1) The number of buyer (NOT seller) transactions the agent has had within the last 12 months in the area(s) you are considering buying in.
2) If looking at new construction, the number of new homes the agent has sold within the last 12 months.
3) The sales price to list price difference/percentage (including seller concessions and other terms) of the last 12 transactions the agent has facilitated to see what their negotiating skills are like.
4) References from the last 3 to 5 buyer clients the agent has worked with.
5) Their online presence and invlovement within the real estate industry (e.g. "google" their name for results, check for them on Trulia and other sites to see what their responses have been to real estate related questions/topics, etc).
6) Check with the Virginia DPOR to see if there are any complaints or actions against the agent - http://www.dpor.virginia.gov/dporweb/dpormainwelcome.cfm
7) Ask them how many properties they preview per week on average. This will indicate whether they are staying on top of the local inventory and market trends. If they don't preview, they can't be up to date.
8) How well do they communicate with you and how do they go about doing that? Do they respond quickly and with accuracy and knowledge?
9) Did they ask you what your specific needs are in detail? This indicates that they care about what your needs are and don't just want to throw you in any house that may pay them higher commission or is one of their or their friends' listings.
As for bringing them to the same house, you can do that. But you are playing with fire - if you ratify and offer on that house, the other two agents could argue that they had procuring cause and could go after you for the commission. I don't necessarily agree with that argument, but everyone feels differently and there are plenty of lawyers in the area.
The way I found my buyer's agent is that I looked at homes without one. In doing so, I met the agents who were showing the homes. When I met one that I felt a great click with, I called him and asked him to be my buyer's agent going forward.
One caveat, though - if I had seen a house without a buyer's agent and wanted to make an offer on it, it might have gotten complicated to bring a buyer's agent in after the initial viewing.
I also went to several open houses and chatted with the showing agents there.
My advice - don't sign a buyers agent contract (this is a great way to get locked into a nightmare if your agent stinks!) and make sure your agent is not selecting homes for you to see based on commission percentages or other criteria that only benefits them. If you find a home on realtor.com and say "hmmm, I wonder why they didn't show me this listing?" it's probably a bad sign.

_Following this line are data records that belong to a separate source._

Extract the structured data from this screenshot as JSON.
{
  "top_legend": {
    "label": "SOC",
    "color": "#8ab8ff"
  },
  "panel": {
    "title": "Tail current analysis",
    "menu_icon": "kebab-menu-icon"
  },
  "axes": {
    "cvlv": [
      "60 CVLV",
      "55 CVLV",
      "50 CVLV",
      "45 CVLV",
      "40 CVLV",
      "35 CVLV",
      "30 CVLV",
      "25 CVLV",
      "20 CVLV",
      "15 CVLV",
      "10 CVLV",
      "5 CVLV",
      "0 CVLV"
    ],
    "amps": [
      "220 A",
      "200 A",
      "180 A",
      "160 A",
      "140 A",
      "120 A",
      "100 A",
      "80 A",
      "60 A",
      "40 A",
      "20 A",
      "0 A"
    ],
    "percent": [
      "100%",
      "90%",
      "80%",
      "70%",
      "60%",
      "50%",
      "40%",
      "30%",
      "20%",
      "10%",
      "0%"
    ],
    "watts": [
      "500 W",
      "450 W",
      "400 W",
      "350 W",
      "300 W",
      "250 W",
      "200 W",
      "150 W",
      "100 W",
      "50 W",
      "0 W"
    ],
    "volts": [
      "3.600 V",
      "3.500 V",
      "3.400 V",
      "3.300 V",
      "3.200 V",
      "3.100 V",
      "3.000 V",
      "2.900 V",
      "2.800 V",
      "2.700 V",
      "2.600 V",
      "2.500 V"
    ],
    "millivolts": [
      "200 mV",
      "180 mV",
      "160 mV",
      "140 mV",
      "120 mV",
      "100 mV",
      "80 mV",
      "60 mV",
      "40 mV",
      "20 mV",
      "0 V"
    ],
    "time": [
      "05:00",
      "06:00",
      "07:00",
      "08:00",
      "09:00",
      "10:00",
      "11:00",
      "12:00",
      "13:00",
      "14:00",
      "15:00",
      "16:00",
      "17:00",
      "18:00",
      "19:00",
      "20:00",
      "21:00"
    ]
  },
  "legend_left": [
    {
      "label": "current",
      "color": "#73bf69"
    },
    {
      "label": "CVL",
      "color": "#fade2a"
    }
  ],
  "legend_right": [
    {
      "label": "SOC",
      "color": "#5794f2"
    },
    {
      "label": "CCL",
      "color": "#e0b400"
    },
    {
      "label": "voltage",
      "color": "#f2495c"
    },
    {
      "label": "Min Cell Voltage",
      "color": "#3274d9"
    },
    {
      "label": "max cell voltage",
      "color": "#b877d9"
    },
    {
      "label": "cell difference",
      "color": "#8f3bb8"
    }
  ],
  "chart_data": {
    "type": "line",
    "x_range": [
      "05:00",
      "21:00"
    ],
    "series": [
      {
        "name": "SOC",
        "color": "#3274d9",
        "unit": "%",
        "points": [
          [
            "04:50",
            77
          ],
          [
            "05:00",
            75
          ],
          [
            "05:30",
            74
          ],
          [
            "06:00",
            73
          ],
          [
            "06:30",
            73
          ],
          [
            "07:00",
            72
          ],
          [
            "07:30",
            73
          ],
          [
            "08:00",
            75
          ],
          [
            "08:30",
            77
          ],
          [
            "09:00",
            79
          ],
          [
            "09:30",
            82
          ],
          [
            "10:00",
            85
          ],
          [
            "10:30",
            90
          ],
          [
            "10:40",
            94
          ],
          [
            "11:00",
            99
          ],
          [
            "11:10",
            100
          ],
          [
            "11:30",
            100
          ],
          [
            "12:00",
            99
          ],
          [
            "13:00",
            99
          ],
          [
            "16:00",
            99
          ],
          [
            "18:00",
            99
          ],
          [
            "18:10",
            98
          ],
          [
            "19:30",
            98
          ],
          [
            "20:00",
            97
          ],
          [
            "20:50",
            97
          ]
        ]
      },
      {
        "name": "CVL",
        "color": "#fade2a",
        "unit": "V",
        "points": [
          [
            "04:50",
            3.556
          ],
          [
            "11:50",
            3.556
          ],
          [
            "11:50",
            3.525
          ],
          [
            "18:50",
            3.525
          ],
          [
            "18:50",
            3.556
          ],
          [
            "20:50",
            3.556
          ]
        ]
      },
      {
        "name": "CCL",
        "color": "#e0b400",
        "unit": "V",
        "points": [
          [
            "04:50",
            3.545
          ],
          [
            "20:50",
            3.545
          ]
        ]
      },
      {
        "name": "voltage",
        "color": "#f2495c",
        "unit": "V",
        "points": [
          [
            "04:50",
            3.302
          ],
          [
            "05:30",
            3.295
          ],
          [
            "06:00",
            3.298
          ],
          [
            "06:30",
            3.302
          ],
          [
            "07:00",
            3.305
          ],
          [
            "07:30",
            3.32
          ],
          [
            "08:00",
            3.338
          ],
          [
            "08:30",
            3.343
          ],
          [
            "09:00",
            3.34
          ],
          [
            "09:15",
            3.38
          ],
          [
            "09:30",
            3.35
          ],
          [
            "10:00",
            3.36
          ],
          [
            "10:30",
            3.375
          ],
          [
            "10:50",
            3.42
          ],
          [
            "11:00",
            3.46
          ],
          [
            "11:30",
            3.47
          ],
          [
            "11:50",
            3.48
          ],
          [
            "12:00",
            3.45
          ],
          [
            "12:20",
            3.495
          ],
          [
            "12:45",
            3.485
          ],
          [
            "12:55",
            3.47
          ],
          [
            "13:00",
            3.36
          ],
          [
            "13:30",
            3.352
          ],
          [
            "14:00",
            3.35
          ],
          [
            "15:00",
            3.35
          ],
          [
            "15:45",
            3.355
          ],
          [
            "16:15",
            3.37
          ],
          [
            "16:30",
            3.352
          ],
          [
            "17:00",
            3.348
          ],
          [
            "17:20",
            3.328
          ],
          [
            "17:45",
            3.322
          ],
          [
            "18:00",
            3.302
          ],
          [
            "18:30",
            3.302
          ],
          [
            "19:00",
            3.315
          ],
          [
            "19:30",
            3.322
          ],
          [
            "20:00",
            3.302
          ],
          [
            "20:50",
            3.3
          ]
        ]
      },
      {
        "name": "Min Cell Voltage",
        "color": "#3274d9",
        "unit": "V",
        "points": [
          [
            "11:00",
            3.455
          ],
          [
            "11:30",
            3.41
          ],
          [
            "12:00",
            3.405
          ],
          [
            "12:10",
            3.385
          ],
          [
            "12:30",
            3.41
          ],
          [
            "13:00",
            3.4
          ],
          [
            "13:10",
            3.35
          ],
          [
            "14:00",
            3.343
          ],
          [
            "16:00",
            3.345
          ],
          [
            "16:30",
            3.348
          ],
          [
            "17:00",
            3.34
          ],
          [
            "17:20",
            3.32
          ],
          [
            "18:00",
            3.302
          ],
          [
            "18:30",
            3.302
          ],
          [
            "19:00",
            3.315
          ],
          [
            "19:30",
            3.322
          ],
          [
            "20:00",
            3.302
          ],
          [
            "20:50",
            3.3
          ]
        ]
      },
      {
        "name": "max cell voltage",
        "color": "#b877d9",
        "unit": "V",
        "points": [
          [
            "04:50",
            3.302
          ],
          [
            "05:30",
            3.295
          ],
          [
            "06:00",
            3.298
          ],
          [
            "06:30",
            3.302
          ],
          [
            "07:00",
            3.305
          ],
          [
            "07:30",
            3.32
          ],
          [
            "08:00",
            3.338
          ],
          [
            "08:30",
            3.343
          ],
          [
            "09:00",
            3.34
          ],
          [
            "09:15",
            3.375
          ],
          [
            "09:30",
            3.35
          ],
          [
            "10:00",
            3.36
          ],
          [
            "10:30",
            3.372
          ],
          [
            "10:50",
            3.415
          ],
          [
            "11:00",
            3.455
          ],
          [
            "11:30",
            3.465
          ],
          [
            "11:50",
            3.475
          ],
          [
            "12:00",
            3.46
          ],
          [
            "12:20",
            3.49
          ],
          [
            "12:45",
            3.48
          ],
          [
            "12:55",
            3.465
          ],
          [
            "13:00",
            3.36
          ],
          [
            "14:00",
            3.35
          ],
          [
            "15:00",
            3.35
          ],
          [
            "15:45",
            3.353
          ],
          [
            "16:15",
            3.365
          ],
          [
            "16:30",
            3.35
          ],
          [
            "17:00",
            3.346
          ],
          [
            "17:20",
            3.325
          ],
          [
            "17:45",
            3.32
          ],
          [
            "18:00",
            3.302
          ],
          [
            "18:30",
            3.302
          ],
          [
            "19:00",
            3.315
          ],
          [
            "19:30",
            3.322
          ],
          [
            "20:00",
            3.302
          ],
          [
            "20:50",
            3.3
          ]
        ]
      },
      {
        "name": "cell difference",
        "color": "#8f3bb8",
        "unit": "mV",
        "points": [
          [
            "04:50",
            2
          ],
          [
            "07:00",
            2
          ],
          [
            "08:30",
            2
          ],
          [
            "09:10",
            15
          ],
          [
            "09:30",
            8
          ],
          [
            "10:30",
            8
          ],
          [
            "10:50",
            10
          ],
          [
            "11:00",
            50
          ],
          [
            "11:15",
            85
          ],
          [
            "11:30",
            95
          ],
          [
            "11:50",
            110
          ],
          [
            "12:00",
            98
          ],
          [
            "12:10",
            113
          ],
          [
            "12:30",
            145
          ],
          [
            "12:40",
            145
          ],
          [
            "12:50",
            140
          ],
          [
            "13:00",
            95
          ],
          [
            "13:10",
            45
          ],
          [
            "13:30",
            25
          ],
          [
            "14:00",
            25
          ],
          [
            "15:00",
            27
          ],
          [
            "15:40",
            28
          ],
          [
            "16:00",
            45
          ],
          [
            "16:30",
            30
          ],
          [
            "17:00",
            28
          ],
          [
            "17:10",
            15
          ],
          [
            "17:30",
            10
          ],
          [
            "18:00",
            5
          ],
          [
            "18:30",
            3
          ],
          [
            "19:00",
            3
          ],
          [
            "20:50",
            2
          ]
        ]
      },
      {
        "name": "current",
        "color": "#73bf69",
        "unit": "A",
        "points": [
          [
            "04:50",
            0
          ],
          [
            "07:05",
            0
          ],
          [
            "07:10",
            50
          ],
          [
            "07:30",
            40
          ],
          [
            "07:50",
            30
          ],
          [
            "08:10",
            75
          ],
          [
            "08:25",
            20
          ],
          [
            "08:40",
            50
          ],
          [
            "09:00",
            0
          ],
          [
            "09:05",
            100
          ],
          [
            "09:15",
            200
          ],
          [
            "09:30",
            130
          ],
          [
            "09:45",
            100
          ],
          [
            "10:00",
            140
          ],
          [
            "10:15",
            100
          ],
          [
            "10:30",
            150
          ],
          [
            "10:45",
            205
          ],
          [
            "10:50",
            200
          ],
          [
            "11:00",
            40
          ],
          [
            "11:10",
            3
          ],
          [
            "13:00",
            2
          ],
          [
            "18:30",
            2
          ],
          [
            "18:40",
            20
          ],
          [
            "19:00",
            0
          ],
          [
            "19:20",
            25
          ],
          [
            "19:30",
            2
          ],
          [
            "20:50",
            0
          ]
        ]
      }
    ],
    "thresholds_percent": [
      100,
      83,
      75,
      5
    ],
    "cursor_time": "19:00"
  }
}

On the other side - in this market, sellers are desperate and even builders are negotiating prices (unheard of!) so if you get an agent with a pulse on the market and good negotiation skills they can probably help you get a fantastic price on a home...
As a home buyer you need an agent who will Listen to you and your needs, understands your wants and needs and is knowledgeable of the market .
Most areas do not require a buyer to sign an exclusive buyer's agreement. Most of the time it is agent or their office that prefers a written commitment by the buyer.
Before you sign anything. Test to see if the agent actually listened to you and is knowledgeable of the market where you want to buy, by either sending you available properties or showing you properties within your parameters.
A good agent Listens (and hears and understands) more than talks, and addresses questions to you to help you define realistic expectations relative to the market.
If you have phone conversation with several agents regarding your wants and needs in a home, then let them interpret the conversation by sending you emails fitting your needs, you should be able to readily determine the best one for you. The better agents will, even on that 1st phone conversation, help you fine tune your parameters (good sign).
It is not always (and often not) necessary to sign brokerage agreement with your agent. But when you find a good one, it is great to Keep them on your financial team for now and for the future.
Best of luck
You can check out my blog below. Thanks and Good Luck, Richard
1. Ask the agent for references of past clients. Then follow up and call these folks to see if they were happy with the agent. Did the agent listen to what the clients were looking for? Did they communicate well and frequently? Did they follow up after the sale to make sure everything was right?
2. Ask the agent what their game plan is. How do they go about helping you find your home? Have they got a network of other agents, both inside and outside of their brokerage that they deal with? Are they proactive in bringing you properties that fit your criteria or do they just react to what you tell them you want to see?
3. I would ask how long they've been in Real Estate. I would keep an open mind for the individual and how you feel about them. By that I mean I wouldn't assume that just because someone has been in the business a long time or is brand new that you judge them on that alone. It may be an important component, but you have to click with them.
Hope this helped a little. Let me know if you have more questions and I'd be happy to talk with you. I hope you and yours are having a safe and happy holiday season. Regards, Paul
Ask how they handle Dual Agency. How long they've been in business. Ask for a couple of references. Go out with them once to see if your personalities match.
As far as bringing them all to the same house - I wouldn't think that would be as effective as it might seem on paper.